Вроде бы совершенно беспечно да весело поглядывал Чудак на душевного завгара и на лихих его ребят, а сам думал и думал о том, чего, может, и не было вовсе никогда на этом свете. А если и было оно, то давным-давно, то задолго еще до того, как осталась мать навсегда на незнакомом полустанке 4юд одиноким холмиком чужой земли. И естественно, до того, как их всем скопом погнали по этапу. И вообще, кажется, за целую вечность до того, как началась война и в село пришли шумноватые немцы. Помнится, уже тогда, уже в этом туманном «до того» ощущал в себе маленький Федя словно бы переданное кровью дедов-прадедов благоговейное чувство к духмяному, подовому, собственной выпечки хлебу. Мальчик с волнением наблюдал, как заквашивалось тесто по заведенным исстари изустным рецептам, как не раз и не два в течение ночи, ойканьем сгоняя чуткий сон, босиком семенила к невысокой кадке женщина, на ходу откидывавшая с груди за спину спутавшиеся волосы. Не остудилось ли тесто? Не перестояло ли? Не скисло ли, Боже упаси? Нет, вроде бы, наконец, в самый раз подошло, родимое, и значит, уже сейчас, потемну, можно, благословясь, и печь растапливать. Можно-то можно, а начинать это следует с трескучей соломы да сухого бурьяна и лишь потом, лишь не малость погодя, а напоследок, переходить уже и на кизяк, чтобы жару поддать побольше. И все так-то вот хлопочет, все сокрушается о чем-то, все суетится босоногая хозяйка, поминутно заглядывая в раскалившуюся печь. «Порядок? – шепотом спрашивает отец из угла. – Ну как оно там у тебя? Порядок, аи нет пока?» А хозяйка проворно ворошит угли кочергой, а хозяйка, не отвечая, разгребает их ровнехонько, затем сметает веничком оставшийся на полу пепел и начинает тесто ставить. Порядок? Какой там порядок – до него еще ой как далеко. Не останется ли хлеб сыроватым? Не подгорит ли, Боже сохрани? Может, чуть отодвинуть заслонку? Или все же погодить малость? О ту далекую пору выпекался хлеб в избе из расчета недели на две, и последние караваи, оставшиеся под конец, – перед новым замесом, – черствели и едва поддавались ножу. По сей день видятся Чудаку сквозь годы их местами худо пропеченные бока, их – на исходе второй недели – кое-где позелененные плесенью трещины и разломы, их поджаристые и сосульчато хрустящие на зубах горбушки.

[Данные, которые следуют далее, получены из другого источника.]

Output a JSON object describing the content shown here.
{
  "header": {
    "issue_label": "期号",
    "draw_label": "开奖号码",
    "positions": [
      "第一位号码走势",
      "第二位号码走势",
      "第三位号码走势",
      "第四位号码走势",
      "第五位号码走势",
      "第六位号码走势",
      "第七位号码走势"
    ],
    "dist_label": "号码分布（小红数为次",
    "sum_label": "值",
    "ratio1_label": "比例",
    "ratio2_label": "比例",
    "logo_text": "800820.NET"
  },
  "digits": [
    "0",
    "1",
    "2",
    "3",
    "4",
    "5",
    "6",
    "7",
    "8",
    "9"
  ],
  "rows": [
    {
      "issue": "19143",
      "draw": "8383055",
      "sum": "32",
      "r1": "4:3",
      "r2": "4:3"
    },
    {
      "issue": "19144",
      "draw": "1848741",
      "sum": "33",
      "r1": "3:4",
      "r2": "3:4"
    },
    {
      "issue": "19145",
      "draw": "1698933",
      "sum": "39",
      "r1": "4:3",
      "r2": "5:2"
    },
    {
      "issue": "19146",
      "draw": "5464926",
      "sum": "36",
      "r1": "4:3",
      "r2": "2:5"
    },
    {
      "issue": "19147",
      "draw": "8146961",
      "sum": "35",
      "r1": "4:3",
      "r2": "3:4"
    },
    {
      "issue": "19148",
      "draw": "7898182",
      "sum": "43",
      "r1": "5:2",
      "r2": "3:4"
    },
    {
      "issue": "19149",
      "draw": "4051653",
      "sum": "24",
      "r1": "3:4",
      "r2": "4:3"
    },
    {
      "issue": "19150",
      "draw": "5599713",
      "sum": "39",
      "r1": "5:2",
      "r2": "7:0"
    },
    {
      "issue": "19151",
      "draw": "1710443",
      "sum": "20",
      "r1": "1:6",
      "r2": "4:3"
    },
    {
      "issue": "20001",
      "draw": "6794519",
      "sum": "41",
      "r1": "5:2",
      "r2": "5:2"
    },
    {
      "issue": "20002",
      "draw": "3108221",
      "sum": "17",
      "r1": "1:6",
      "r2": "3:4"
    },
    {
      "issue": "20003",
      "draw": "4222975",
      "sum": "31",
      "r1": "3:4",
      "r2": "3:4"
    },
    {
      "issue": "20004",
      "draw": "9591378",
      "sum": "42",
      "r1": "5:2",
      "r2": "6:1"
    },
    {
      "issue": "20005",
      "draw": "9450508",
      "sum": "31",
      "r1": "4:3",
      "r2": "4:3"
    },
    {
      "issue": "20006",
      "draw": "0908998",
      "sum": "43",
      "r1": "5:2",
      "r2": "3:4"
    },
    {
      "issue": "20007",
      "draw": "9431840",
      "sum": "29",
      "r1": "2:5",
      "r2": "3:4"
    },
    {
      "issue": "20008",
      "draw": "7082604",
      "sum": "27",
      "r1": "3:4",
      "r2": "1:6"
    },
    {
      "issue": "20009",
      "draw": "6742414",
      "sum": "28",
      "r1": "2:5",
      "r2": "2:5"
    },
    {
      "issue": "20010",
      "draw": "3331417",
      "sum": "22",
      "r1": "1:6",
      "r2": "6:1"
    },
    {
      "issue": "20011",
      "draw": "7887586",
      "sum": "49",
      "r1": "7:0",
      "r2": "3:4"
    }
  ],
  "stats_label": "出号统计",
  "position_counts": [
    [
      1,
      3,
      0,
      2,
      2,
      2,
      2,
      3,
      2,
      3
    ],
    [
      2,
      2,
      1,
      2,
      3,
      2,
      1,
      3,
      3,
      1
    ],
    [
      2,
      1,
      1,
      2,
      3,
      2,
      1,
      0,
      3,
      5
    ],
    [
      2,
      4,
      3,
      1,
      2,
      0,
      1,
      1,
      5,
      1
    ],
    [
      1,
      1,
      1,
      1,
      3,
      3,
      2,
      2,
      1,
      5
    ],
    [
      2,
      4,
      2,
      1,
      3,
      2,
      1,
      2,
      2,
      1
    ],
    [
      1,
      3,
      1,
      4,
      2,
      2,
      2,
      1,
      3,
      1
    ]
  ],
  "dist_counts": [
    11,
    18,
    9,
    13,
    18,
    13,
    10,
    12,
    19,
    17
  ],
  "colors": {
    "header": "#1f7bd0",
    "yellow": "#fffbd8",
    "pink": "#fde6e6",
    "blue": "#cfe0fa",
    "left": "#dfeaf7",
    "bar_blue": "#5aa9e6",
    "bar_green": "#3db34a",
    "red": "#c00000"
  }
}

С утра они, допустим, в составе группы «С» уходили в горы, туда, где на далеких перевалах редко встречаются люди и где заснеженные хребты под солнцем покоятся в такой тишине, какой не бывает не то что в современных городах – в современных деревушках даже глубокой ночью. Привычно вступали в обманчиво приветливые леса, без колебаний продирались сквозь их дремучие чащи, вплавь одолевали неширокие, но ледяные и стремительные речки. И снова – вперед и вперед согласно маршруту на карте, вперед и только вперед, не обходя препятствия, а бросая им вызов и без всякой необходимости карабкаясь на голые скалы, выступающие иногда навстречу из-за неподвижной завесы листьев и хвои. Цель похода – это и сам поход, и соприкосновение в неизвестной до срока точке маршрута с другой группой воспитанников, движущейся скрытно – наперехват группе «С» – пешком или на машинах, Впрочем, могло оказаться, что цель похода заключалась по второму пункту как раз в обратном: избежать соприкосновения со встречной группой. Так или иначе, но фрау Эмма, все та же не теряющая спортивной выправки и словно бы вообще не стареющая фрау Эмма как всегда бодро вышагивает впереди в своей болоньевой куртке и эластичных брюках, лишь время от времени поторапливая воспитанников:
– Поживей, мальчики! Поживей! Вы уже в таком возрасте, что наказывать вас за детскую обессиленность просто неприлично!